As you can see from reading this summary of how PII (or “personal information”) is defined by various laws and organizations, there is a lot of variation between these definitions. 

And that means that the safest approach for organizations who want to protect this vital data is to use a broad definition of PII so they can ease compliance with current regulations and position themselves to easily comply with future regulations.

The Age of Data Privacy

Because PII is a fundamental part of how customers use your products, you need an efficient way to use PII without putting customer data at risk. You need a new approach that re-thinks how PII data is stored and used throughout your organization. And you should be able to protect your customers’ most sensitive data without sacrificing data utility. It adds up to a new paradigm: The Age of Data Privacy.

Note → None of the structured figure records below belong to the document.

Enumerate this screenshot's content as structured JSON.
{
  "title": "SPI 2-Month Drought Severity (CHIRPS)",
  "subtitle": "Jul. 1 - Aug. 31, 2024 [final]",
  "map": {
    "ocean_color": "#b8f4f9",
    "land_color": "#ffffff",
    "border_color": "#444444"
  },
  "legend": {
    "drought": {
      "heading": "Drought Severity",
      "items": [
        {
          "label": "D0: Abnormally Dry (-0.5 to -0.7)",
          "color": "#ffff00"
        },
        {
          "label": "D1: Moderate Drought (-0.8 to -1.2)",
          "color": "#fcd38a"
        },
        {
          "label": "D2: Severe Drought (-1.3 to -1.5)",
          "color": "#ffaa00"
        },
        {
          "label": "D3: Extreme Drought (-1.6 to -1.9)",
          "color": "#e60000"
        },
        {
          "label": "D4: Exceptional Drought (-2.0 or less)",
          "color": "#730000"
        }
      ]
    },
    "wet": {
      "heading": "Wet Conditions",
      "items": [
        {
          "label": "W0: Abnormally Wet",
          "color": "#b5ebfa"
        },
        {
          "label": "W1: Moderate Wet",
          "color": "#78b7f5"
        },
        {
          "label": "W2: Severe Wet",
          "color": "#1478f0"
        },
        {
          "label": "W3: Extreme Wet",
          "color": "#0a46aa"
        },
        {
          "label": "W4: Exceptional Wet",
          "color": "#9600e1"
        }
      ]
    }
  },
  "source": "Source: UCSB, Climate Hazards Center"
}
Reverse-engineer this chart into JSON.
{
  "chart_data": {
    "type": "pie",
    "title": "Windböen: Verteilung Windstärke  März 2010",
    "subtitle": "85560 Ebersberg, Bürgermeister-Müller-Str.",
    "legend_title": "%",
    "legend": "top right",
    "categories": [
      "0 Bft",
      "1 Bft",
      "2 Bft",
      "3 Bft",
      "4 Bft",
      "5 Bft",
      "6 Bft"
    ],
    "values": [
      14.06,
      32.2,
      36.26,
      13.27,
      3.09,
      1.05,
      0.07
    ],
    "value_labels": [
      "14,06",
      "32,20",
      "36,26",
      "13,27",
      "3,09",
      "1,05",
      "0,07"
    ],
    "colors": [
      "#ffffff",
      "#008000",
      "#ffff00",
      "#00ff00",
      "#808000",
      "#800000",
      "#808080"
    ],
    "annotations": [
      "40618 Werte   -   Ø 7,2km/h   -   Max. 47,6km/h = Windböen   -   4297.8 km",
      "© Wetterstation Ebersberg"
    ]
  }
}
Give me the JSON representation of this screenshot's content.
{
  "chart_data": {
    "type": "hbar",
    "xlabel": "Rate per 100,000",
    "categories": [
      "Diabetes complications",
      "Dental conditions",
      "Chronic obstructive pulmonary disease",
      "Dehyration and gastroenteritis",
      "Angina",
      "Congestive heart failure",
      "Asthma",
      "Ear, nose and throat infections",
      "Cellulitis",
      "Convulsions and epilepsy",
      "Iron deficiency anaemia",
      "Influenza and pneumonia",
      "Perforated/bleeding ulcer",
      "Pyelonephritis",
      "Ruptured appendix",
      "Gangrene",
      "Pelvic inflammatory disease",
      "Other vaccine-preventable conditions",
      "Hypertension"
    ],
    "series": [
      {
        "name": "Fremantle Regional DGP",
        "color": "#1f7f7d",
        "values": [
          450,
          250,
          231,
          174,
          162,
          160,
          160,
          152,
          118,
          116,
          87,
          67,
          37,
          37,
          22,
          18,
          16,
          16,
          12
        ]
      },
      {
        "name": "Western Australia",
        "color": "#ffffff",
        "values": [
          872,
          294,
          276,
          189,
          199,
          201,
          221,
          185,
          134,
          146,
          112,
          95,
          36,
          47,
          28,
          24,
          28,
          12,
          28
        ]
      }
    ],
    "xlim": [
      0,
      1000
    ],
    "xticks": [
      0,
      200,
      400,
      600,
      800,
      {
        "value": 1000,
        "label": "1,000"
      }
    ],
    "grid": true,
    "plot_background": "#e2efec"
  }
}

At Skyflow, we’ve developed a zero trust data privacy vault that uses privacy-preserving technology to protect PII data, while allowing you to use this data to drive business growth. With Skyflow, you can store your sensitive data in an isolated, centralized data store and reduce the amount of PII you store in other applications and systems. This approach reduces the overall exposure of PII within your systems, and isolates it to a central store that you can govern with access control policies.

Skyflow was developed to help companies keep up with the ever-evolving patchwork of privacy laws and regulations. Skyflow Data Privacy Vault not only helps you isolate, protect, and govern PII, it also eases compliance with data privacy laws and regulations, including requirements like data residency

In this new Age of Data Privacy, using architectural solutions to realize the promise of privacy by design becomes more and more critical. With privacy-preserving features such as tokenization, encryption, masking, and redaction, Skyflow enables your business to meet compliance requirements and reduces the scope and impact of potential data breaches.